Are you now, or have you ever been, conducting a raging affair with somebody in your office? If you’re lucky enough to work for Ipswich Borough Council, from today you’ll be expected to tell your bosses all about it.
Staff have been told they must disclose any “close personal relationships” they have with colleagues, where such closeness might cause “a conflict of interest.”
I think the idea is that department managers don’t want to run the risk of putting passionately connected staff members into positions (oh don’t be so childish) where one has to report to the other.
Can you imagine how complicated it would be if Sandra and Giles, whose relationship is already precariously balanced on a dominant/subordinate knife edge, were to find their whole dynamic shifted because Giles has to supervise Sandra’s rethinking of council parking-permit strategy in the central Ipswich area?
Declaring a close in-office relationship to your senior manager isn’t simple, is it? Do you do it together or singly?
How mortifying for Alison from accounts to have to sit there alongside Will from Bought Ledger and tell her scrofulous boss Eddie (who’s always had a crush on her) that she’s engaged in regular hanky-panky with his hated rival. Will that make a happy office? I don’t think so.
And what if the guilty couple do it singly? What happens when Colin admits, “Yes, I have been having sex with Joanna every Tuesday lunchtime in the stationery supplies office, but it’s not serious,” while Joanna explains, “Colin and I are emotionally entwined as two human beings have seldom been entwined, and we’re probably going to marry in the autumn”? Do the bosses have to take corrective action?
More worrying is that Ipswich Council isn’t interested only in serious, grown-up relationships. It wants to know about the furtive stiff as well. It insists that staff should also report “short-term relationships” of a “sexual or romantic nature”. You mean, like a random snog between George and Belinda (or indeed George and Bill) in the car park of the Britannia pub after Abigail’s leaving party? Does that count?

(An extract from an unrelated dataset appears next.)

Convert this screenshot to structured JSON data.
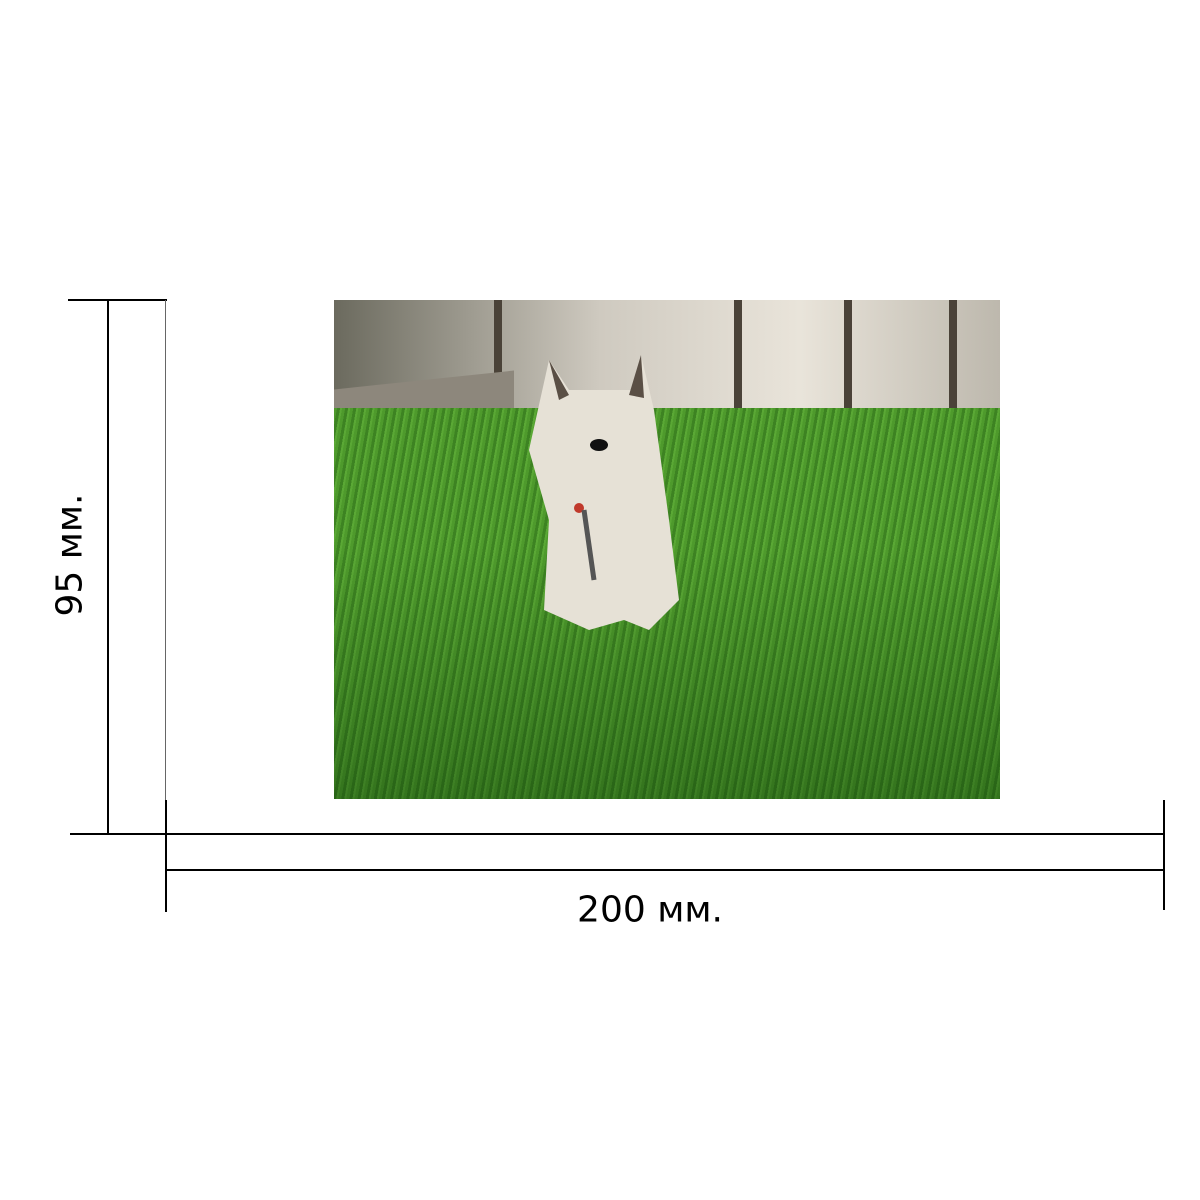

Perhaps they should extend their disclosure mandate to take in staff members’ chronic, hopeless longing for each other. It’ll obviously be counterproductive if you put Tara and Tim together on the same feasibility committee looking into dog licensing, if one of them has been nursing a years-long desire to rip the other’s clothes off the minute they’re seated together. But can you seriously demand that every council staffer reveals the object of their mid-afternoon fantasies?
I was especially intrigued to read the council’s helpful advice, that anyone who’s not quite sure whether their “interaction” with a colleague amounts to an actual “relationship” should seek to clarify matters by “discuss[ing] this with your line manager”.
What bliss – and I never thought I’d ever type these words – to be a line manager, if it means encountering the kind of enquiries you’d once have found in a Victorian agony column.
“Sam from Marketing’s knuckles lightly grazed the front of my cardigan yesterday, as he reached across me to the watercooler. Does this mean he cares for me?” “I’m unable to take my eyes off Phoebe from Human Resources’ arse when she walks across the canteen with her tray of coq au vin. And I think she knows it, judging by the way she never looks in my direction. Are we having a relationship? If so, could you tell her?”
The crunch will come, of course, when two people are seeing each other illicitly, and neither has the slightest intention of telling a soul, let alone a line manager (and, through him, the entire office).
Their secrecy will be all important to them. And we should be able to say that our privacy is equally all important to us, and that we shouldn’t have to compromise it for the smooth running of an office.
Ipswich Council is looking for trouble if it really imagines it can supervise human feelings in the workplace, or micromanage flesh-and-blood relationships in the boardroom.